The world is a big, spinning, ball of molten rock, with large rocky tectonic plates floating on top, and a big blob of solid iron in the middle. Although there is some argument as to what it is that causes these vast tectonic plates to move against each other, it is generally argued that there are convection currents in the earth's mantle (the layer just below the crust), creating a similar effect to what happens when you put milk in a cup of coffee. These swirling currents beneath the crust cause the plates to move against each other, and this huge build up of friction and heat on the plate boundaries is what causes volcanoes and earthquakes to appear.
There are a number of different types of "margins" which describe the different ways plates move against each other, and the different margins create different volcanic activity.
1. At a destructive margin, one plate is pushed under another, and the immense heat from the friction destroys the plate's edge (hence the name). This creates a large mass of magma (molten rock) under the plate. The pressure from the plate being driven down, and also the force from the earth spinning drives the magma up through cracks in the plate to near the surface, where it collects in a magma chamber. When the pressure from below becomes too much, or the volcano is dislodged by a landslide or earthquake, the magma blasts the top off the volcano, or blasts forth from a crack. The violence of these eruptions creates a steep-sided, conical volcano, as can be seen in the "Pacific ring of fire" - a ring of volcanoes along the boundaries of the Pacific plate.
2. At a constructive margin, eruptions are less exciting. The plates are being pulled away from each other, and the magma bubbles up through the gap, rather than being blasted into the air. It then forms a relatively flat volcano, known as a shield volcano, becoming wider and wider as the plates diverge. This can be seen in the Mid-Atlantic ridge, which is formed more or less entirely from magma.
3. The final type of volcano can be where a plate is stretched thin, known as a "hot-spot". This means that it is more likely that magma will find its way to the surface through cracks, and by melting pipes in the rock, and then can burst forth even where there is no plate boundary nearby. The Hawaiian islands are thought to have been created this way.

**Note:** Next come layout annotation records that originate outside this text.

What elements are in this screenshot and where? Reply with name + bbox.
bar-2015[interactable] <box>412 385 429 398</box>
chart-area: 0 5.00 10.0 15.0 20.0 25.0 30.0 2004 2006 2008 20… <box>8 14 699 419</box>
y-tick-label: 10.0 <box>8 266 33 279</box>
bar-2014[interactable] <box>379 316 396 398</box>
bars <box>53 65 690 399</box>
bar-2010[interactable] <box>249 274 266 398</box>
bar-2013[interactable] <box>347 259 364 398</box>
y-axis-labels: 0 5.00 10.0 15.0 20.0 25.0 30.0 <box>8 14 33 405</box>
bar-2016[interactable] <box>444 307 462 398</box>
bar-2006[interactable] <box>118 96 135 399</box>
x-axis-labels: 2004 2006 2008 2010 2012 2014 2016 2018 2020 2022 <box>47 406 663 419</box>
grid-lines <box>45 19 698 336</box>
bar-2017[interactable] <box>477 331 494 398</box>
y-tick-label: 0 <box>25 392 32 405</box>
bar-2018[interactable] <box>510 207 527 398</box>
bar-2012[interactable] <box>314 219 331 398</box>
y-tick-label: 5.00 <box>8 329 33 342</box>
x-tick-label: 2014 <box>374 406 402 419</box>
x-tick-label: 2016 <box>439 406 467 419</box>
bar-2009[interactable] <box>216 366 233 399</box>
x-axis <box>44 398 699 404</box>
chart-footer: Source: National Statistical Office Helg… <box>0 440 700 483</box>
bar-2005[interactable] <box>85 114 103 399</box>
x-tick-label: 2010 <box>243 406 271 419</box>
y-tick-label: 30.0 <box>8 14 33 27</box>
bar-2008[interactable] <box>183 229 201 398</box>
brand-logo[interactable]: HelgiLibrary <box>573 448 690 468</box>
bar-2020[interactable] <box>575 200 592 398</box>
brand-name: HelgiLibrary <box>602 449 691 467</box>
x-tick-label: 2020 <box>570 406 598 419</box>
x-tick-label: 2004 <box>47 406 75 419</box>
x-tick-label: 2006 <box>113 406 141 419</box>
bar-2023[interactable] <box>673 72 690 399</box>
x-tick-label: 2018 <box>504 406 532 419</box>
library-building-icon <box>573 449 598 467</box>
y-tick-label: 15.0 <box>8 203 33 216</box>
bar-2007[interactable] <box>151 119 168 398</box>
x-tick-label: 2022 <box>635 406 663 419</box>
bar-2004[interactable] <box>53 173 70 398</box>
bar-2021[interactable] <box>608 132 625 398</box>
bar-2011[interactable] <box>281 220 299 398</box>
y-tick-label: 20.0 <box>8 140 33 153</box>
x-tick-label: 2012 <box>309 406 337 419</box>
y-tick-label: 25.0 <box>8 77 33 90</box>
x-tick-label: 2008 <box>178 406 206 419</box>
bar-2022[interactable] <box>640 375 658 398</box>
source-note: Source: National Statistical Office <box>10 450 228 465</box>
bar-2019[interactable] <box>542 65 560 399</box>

Plate tectonics as described above explains the formation of volcanoes but do not explain fully why they erupt. There are three predominant theories as to why this occurs. In reality it is probably a combination of all three that leads to an eruption:
1. The first theory argues that it is the gas that is found dissolved in magma in the earth's mantle that forces magma upwards through cracks in the crust until it builds up huge pressure below the surface. The pressure builds until the top of the volcano gets blasted clear and there is an eruption.
2. The second theory emphasises the importance of the dissolved substances in the magma. As pressure builds, water separates from the magma but other substances remain dissolved, causing a violent creation of pyroclasts, combinations of molten and solid elements, which again blasts the top off the volcano.
3. The final theory simply focuses on the fact that as more magma forms in the magma chamber below the volcano, it must push the magma that was already there upwards, and this will also cause pressure to build up below the top of the volcano, leading to an eruption.